For Éric Zemmour, talking about the murder of little Lola as a “Francocide” is part of an assumed strategy: to politicize each news item as much as possible. A strategy that he would be content, he assures, to borrow from feminists: “When a man kills his wife, his mistress, we should no longer speak of ‘crime of passion’ but of ‘feminicide’.” In the same way that a woman killed because she is a woman is a feminicide, the French murdered because they are French would therefore be francocides.
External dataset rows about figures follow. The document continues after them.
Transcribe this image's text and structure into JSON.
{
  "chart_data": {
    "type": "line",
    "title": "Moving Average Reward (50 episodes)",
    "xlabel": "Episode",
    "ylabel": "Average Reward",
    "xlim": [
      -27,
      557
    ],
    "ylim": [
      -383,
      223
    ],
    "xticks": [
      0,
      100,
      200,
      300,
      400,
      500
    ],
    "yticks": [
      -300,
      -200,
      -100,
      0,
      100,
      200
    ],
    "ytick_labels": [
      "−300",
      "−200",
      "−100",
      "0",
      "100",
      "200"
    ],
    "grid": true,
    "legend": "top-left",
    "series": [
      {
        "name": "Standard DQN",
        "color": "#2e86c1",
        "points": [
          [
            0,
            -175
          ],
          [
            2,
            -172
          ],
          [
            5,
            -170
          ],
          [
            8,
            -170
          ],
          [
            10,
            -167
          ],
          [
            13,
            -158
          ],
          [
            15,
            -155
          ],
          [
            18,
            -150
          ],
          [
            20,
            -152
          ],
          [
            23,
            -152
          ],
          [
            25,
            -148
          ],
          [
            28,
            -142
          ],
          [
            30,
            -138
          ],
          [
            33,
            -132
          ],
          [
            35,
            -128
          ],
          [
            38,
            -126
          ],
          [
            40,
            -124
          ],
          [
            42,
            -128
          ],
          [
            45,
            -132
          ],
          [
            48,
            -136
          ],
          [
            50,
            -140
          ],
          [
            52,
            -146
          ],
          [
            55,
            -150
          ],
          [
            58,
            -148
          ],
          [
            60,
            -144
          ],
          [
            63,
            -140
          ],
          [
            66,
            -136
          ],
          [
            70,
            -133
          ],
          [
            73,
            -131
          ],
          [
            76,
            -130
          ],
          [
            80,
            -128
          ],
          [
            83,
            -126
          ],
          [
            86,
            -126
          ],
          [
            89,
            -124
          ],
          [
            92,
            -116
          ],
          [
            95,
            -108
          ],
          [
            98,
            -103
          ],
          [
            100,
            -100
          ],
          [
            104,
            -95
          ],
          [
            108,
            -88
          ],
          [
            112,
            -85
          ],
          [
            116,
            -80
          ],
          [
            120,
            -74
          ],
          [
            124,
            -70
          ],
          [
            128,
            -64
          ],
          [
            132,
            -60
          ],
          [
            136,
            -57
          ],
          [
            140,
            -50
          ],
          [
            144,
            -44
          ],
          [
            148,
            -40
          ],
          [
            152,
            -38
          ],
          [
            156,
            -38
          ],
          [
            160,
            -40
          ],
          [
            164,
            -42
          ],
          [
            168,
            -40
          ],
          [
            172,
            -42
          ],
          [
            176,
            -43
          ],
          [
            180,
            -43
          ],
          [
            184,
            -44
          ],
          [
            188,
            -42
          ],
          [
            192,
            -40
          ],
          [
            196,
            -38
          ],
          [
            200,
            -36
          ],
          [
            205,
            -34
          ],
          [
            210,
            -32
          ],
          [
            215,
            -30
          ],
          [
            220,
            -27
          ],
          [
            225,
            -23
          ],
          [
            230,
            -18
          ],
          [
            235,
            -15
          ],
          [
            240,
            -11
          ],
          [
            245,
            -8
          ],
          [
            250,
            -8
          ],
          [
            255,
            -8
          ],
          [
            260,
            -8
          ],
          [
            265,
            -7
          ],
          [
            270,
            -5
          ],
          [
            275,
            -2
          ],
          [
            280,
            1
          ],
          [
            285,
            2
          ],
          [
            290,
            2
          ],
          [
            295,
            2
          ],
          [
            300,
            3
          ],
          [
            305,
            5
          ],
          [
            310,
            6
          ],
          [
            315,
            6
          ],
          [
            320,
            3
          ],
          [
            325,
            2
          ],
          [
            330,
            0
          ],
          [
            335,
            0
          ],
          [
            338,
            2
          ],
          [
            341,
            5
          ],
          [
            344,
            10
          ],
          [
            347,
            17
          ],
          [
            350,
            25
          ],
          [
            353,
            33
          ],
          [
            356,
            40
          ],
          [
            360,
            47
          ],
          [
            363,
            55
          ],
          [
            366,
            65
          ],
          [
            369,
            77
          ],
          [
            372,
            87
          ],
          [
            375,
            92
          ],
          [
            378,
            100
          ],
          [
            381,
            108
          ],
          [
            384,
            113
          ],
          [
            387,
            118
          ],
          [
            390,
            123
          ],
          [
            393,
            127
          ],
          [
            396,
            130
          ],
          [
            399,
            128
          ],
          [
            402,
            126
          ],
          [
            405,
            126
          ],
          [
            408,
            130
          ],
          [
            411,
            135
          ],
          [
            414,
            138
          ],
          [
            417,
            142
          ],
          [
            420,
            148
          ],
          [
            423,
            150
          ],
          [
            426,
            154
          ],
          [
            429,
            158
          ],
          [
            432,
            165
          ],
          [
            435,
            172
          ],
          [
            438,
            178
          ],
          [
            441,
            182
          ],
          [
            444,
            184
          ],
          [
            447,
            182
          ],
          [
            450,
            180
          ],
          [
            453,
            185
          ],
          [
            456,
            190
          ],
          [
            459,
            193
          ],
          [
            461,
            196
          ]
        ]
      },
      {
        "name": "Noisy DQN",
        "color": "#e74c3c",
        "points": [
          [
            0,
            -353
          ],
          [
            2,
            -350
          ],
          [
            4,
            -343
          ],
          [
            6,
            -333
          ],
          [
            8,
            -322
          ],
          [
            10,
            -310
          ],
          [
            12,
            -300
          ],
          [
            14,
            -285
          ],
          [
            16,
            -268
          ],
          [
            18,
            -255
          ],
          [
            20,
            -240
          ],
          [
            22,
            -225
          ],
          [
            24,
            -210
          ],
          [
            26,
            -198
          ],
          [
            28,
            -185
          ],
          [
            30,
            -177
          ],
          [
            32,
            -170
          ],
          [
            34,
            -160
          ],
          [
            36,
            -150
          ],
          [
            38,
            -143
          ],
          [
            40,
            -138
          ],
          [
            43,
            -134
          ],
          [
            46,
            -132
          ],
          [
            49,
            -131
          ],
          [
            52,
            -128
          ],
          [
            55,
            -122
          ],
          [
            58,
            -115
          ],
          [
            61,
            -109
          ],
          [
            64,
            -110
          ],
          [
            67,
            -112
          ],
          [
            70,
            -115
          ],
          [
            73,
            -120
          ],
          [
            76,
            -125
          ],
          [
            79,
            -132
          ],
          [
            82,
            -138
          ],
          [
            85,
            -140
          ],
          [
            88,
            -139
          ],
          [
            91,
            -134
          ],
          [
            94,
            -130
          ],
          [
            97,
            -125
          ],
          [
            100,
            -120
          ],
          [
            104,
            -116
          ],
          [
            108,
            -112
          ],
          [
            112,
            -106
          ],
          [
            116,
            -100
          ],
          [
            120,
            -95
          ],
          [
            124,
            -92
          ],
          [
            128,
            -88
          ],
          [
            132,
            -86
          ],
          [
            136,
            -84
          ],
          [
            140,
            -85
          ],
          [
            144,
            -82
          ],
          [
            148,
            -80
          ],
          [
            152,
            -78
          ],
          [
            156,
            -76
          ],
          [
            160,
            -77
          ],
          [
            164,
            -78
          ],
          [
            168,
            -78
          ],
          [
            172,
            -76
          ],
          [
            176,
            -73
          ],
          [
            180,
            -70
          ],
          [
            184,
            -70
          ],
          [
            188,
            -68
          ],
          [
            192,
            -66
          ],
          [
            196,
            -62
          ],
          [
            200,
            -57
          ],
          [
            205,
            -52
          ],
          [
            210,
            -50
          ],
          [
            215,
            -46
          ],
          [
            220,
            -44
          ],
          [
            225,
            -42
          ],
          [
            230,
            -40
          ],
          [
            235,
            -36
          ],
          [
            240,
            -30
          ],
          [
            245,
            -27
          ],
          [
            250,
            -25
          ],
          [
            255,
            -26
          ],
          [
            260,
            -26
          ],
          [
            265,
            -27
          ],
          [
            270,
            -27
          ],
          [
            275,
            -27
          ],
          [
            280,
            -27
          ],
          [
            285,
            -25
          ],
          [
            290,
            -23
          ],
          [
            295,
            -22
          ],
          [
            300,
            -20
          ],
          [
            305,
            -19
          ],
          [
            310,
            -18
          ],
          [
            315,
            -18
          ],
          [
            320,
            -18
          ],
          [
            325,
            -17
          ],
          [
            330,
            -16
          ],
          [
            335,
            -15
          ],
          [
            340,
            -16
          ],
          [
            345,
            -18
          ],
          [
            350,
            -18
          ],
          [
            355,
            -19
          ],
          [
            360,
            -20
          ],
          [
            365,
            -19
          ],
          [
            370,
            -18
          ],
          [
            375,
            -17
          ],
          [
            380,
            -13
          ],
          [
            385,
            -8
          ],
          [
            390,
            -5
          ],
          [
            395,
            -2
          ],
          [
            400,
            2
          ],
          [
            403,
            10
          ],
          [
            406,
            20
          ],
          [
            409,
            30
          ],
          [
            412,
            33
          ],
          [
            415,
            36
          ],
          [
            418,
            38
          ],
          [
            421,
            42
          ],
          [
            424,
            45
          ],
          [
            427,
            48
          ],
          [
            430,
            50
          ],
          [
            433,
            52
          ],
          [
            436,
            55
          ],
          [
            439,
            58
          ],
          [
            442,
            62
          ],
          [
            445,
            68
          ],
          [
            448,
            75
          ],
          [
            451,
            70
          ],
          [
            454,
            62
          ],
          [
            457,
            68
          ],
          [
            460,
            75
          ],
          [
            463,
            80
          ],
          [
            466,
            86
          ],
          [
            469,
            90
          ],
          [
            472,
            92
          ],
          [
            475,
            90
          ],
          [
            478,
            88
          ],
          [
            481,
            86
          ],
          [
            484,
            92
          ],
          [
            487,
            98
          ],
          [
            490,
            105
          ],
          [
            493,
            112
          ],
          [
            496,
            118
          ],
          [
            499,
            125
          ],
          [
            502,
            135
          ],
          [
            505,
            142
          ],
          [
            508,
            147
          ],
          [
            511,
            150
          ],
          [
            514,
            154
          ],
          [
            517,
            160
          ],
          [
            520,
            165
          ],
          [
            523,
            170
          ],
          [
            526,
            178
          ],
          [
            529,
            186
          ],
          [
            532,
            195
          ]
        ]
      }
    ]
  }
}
It seems to be, because it plays on an ambiguity: the difference between news item and social fact. After all, what allows us to say that a woman murdered by her husband is more than a news item? Well, it’s because, behind it, there is a much broader social phenomenon: male domination. A domination that is everywhere: women are, even today, paid less than men, they occupy fewer positions of power, they constitute the vast majority of victims of sexual assault, and the vast majority of victims domestic violence. The murder of a woman by her spouse is therefore never an isolated fact: on the contrary, it is the ultimate expression of a much broader phenomenon. It is in this sense that it is possible to speak of it as a political fact, which must be able to be named: feminicide.

Éric Zemmour claims the same goes for Francocides: “This delinquency, which is in truth much more than simple delinquency, is indeed colonization by violence, urban guerrilla warfare, conquest of territory, daily terrorism, jihad from the corner of the street, which hunts the native French for the benefit of new inhabitants.”

The only problem is that the phenomena he talks about exist nowhere else than in his speech. There is no academic study that would demonstrate the existence of this alleged “street corner jihad”. If we leave aside the acts of terrorism – which, by definition, are not “everyday” – there are no statistics that would prove that in France, a significant proportion of the victims of delinquency and crime are French people targeted because they are French. Eric Zemmour affirms it, loudly, but he has always been unable to demonstrate it rigorously.

Many officials have drawn the parallel between the death of Lola and those of George Floyd or Adama Traoré. But in these last two cases, it is about political facts, according to the same reasoning as for feminicides: there exists, in our society, a systemic racism which has been documented on many occasions. Studies show that, with an equivalent profile, people of African or North African origin have more difficulty in being hired, more difficulty in finding housing, and that they have a much better “chance” of being controlled by the police – it is not me who says it, but the former Defender of Rights, Jacques Toubon, in a damning report. This is the reason why, when the music producer Michel Zecler is beaten up by the police, for example, it is not simply an isolated blunder, but the paroxysm of a much broader social fact.

This is where all the difference lies. Femicide and police violence reflect relationships of domination that have been studied for decades by academic research, and are found, alas, in all statistics. The concept of francocide is nothing more than a political marketing invention.